Joe Biden Refuses to Apologize for Making Women Feel Uncomfortable

Joe Biden Refuses to Apologize for Making Women Feel Uncomfortable

Today on The View, Joe Biden was asked if he would apologize for making women feel uncomfortable with his behavior over the years.

April 26, 2019
Joe Biden Refuses to Apologize for Making Women Feel Uncomfortable

Today on The View, Joe Biden was asked if he would apologize for making women feel uncomfortable with his behavior over the years. Biden, again, refused to apologize:

Read the Q&A:

Sunny Hostin: Let me ask you this. You’ve been criticized about your interactions with women. Seven women accused you of touching them without their permission. They didn’t say it crossed a line into sexual harassment, they did say you made them feel uncomfortable. many have been critical about how you handled it since the accusations. even speaker Nancy Pelosi said to say i’m sorry you were offended is not an apology. it’s i’m sorry I invaded your space. you said I get it. we’re in a different time now. we’re in the me too movement. are you sorry for what you did? are you repaired to apologize to those women?

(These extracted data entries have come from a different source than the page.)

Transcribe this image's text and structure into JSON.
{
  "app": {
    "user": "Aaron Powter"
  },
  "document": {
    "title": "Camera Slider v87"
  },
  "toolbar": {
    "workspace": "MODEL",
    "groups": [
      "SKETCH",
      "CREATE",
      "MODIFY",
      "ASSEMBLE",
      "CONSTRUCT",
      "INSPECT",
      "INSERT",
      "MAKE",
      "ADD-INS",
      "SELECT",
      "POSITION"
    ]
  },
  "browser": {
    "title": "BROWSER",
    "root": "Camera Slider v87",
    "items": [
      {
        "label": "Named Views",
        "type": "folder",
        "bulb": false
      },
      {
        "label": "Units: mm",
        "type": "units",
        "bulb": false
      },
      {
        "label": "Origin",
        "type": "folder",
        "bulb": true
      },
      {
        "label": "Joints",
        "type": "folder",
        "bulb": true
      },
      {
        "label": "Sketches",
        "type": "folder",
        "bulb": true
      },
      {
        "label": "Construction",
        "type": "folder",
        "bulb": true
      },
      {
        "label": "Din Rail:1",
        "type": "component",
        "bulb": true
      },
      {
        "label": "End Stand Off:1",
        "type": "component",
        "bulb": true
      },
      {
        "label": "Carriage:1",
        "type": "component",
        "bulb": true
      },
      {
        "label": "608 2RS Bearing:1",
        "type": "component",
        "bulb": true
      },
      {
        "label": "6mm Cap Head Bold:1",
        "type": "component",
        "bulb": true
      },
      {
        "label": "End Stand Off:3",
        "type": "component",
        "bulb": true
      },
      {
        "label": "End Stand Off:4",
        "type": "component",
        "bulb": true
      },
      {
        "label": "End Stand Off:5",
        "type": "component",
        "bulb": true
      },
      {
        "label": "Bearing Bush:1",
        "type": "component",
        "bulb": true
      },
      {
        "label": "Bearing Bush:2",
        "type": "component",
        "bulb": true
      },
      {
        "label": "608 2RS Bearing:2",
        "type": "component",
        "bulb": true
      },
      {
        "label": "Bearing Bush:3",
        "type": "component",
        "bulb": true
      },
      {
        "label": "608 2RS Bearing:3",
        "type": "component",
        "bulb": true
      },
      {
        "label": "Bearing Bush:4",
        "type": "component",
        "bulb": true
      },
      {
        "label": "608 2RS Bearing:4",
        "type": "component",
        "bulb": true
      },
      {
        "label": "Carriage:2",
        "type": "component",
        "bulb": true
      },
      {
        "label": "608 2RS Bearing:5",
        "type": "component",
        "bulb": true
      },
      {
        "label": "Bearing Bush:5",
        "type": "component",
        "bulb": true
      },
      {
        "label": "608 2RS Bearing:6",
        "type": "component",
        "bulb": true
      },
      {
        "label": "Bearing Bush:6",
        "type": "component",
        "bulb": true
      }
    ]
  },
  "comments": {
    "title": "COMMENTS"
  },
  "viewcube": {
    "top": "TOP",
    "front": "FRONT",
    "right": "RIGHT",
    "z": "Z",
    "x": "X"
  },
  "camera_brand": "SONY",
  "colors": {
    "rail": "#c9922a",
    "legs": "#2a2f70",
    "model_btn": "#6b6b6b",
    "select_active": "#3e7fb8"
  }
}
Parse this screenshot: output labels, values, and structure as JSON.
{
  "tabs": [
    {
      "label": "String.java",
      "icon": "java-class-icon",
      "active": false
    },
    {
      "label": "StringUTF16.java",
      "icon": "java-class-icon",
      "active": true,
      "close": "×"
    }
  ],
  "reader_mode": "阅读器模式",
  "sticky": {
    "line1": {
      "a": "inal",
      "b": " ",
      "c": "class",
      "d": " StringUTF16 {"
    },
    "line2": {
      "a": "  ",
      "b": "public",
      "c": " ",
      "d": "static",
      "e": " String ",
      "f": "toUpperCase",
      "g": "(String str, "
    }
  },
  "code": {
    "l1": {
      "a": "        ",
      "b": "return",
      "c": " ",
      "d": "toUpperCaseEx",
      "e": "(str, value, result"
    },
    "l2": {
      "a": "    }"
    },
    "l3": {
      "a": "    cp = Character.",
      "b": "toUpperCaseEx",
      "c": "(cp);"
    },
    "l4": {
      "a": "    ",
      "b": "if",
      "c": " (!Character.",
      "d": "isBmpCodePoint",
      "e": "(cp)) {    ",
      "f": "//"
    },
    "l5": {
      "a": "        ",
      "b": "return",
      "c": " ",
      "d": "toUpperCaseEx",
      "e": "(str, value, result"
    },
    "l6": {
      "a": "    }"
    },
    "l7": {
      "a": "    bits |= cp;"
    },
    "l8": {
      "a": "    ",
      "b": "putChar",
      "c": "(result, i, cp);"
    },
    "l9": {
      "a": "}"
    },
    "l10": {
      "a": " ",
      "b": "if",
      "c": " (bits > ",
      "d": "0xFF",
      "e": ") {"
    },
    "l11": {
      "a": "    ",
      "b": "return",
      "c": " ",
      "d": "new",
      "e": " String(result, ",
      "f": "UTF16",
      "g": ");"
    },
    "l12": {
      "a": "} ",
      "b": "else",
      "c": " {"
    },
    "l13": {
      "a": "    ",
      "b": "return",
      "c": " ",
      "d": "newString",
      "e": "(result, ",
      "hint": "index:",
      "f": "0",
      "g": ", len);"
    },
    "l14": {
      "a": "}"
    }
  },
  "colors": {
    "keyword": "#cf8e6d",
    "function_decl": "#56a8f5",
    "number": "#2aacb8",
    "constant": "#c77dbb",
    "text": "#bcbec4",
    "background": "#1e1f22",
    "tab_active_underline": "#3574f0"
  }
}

Joe Biden: Here’s the deal, I have to be — everybody has to be much more away of the private space of men and women. it’s not just women, but primarily women. i’m more cognizant of that. I am so — for example, I thought in my head when I walked out here, I mean, do I — we’re friends. do I hug you?

Joy Behar: It’s tricky.

Joe Biden: I have to be aware of it. I have to be more cognizant. we all have to be. a woman or a man, especially a woman, has the right to say this is my space. i’ve never done anything in approaching a woman other than trying to bring — one of your staff was — a producer backstage said I remember you were the only guy to get up and walk into the audience and talk to people. I think it’s important we listen. I think it’s important elected officials listen and understand what people are going through and understand. I don’t think it’s old fashioned. everybody should be doing that. I have to be more careful and including whether I sit down next to somebody and I was not invited to sit down. that’s my responsibility. I have to be more aware. it’s totally legitimate for someone not to have to say, no, no, don’t get into my private space. it’s my job. it’s my job to read, no, no, this is space no one wants me to invade. anyway, I think it’s legitimate. I don’t think anyone’s ever said that I invaded their space in a way that was designed to do something other than making them feel uncomfortable, but not anything having to do with harassment.

Sunny Hostin: They have said that. they have also said they would like an apology.

Joe Biden: Look, i’m really sorry if what I did in talk to them and trying to console that they took it a different way. It’s my responsibility to make sure that I bend over backwards to try to understand how not to do that.
 
Joy Behar: Nancy Pelosi wants you to say I’m sorry that I invaded your space.

Joe Biden: So I invaded your space. I’m sorry this happened. I’m not sorry in the sense that I think I did anything that was intentionally designed to do anything wrong or be inappropriate. it was inappropriate that i didn’t understand that I took — I assumed — look, I was — anyway.

Ana Navarro: There’s also so many people that in a moment of need when they needed consolation or encouragement or a hug have been happy to get that from Joe Biden who turned his grief into that.